Maximize Grow Room Square Footage
To improve your ROI, maximizing the square footage of your commercial grow rooms is crucial. It involves fitting in as many plants as possible without compromising the quality or yield. There are several reasons why you should maximize your canopy footprint, such as in cities where real estate comes at a premium, or if you want bigger yields without expanding your operation.
To make the most out of your indoor farm, there are four key methods that you should implement:
First, go vertical by investing in multi-tier grow racks that allow you to expand your plant canopy in cubic feet without adding square footage. However, for cannabis growers, they should consider the type of racks, water volumes, and HVAC requirements before deciding what works best for their ROI. In addition, you need to invest in LED lights that emit less heat and HVAC systems that can handle higher cooling loads and humidity.
Second, create moveable aisles using mobile benches and vertical grow racks that allow you to expand your cultivation space without the need for additional floor space. This also allows you to fit many more rows of plants inside the grow space. Work with your mechanical engineer to ensure that you are providing proper cooling, dehumidification, and air circulation evenly throughout the room.
Third, optimize your layout by keeping your workflow in mind. For example, a vertically integrated cannabis producer may require dedicated rooms for clones, veg, flower, drying, and extraction, all securely separated from a dispensary retail front. A facility layout optimized for labor can improve productivity and minimize costs to get the most out of your farm.

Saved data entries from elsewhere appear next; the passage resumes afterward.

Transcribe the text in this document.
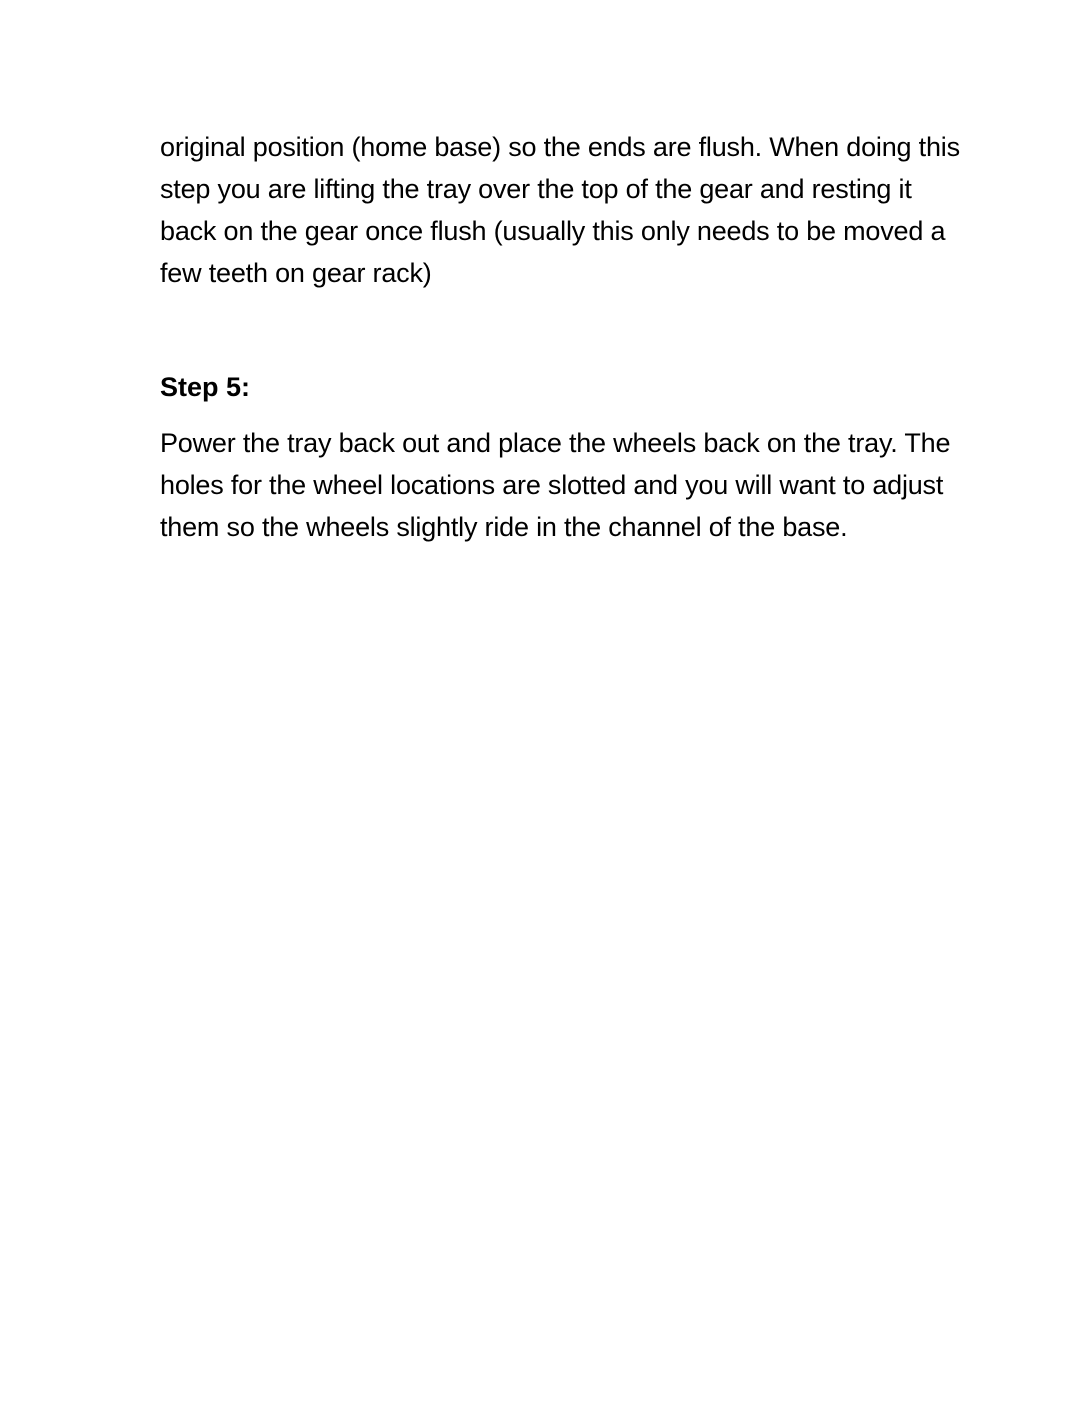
original position (home base) so the ends are flush. When doing this step you are lifting the tray over the top of the gear and resting it back on the gear once flush (usually this only needs to be moved a few teeth on gear rack)

Step 5:

Power the tray back out and place the wheels back on the tray. The holes for the wheel locations are slotted and you will want to adjust them so the wheels slightly ride in the channel of the base.
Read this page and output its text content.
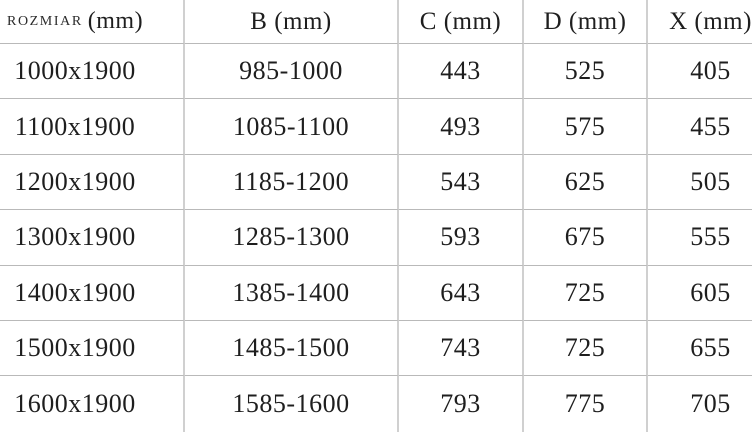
ROZMIAR (mm)	B (mm)	C (mm)	D (mm)	X (mm)
1000x1900	985-1000	443	525	405
1100x1900	1085-1100	493	575	455
1200x1900	1185-1200	543	625	505
1300x1900	1285-1300	593	675	555
1400x1900	1385-1400	643	725	605
1500x1900	1485-1500	743	725	655
1600x1900	1585-1600	793	775	705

Lastly, maximize your yields by implementing several methods that may increase your yields per plant. There are many variables that will affect your results, including crop variety, environment, watering, nutrients, lighting, air flow, biosecurity, and more. As an existing operator, R&D is key to determining which methods will be most successful for your operation, so be sure to test your methods on small sample crops before implementing changes throughout the rest of your operation.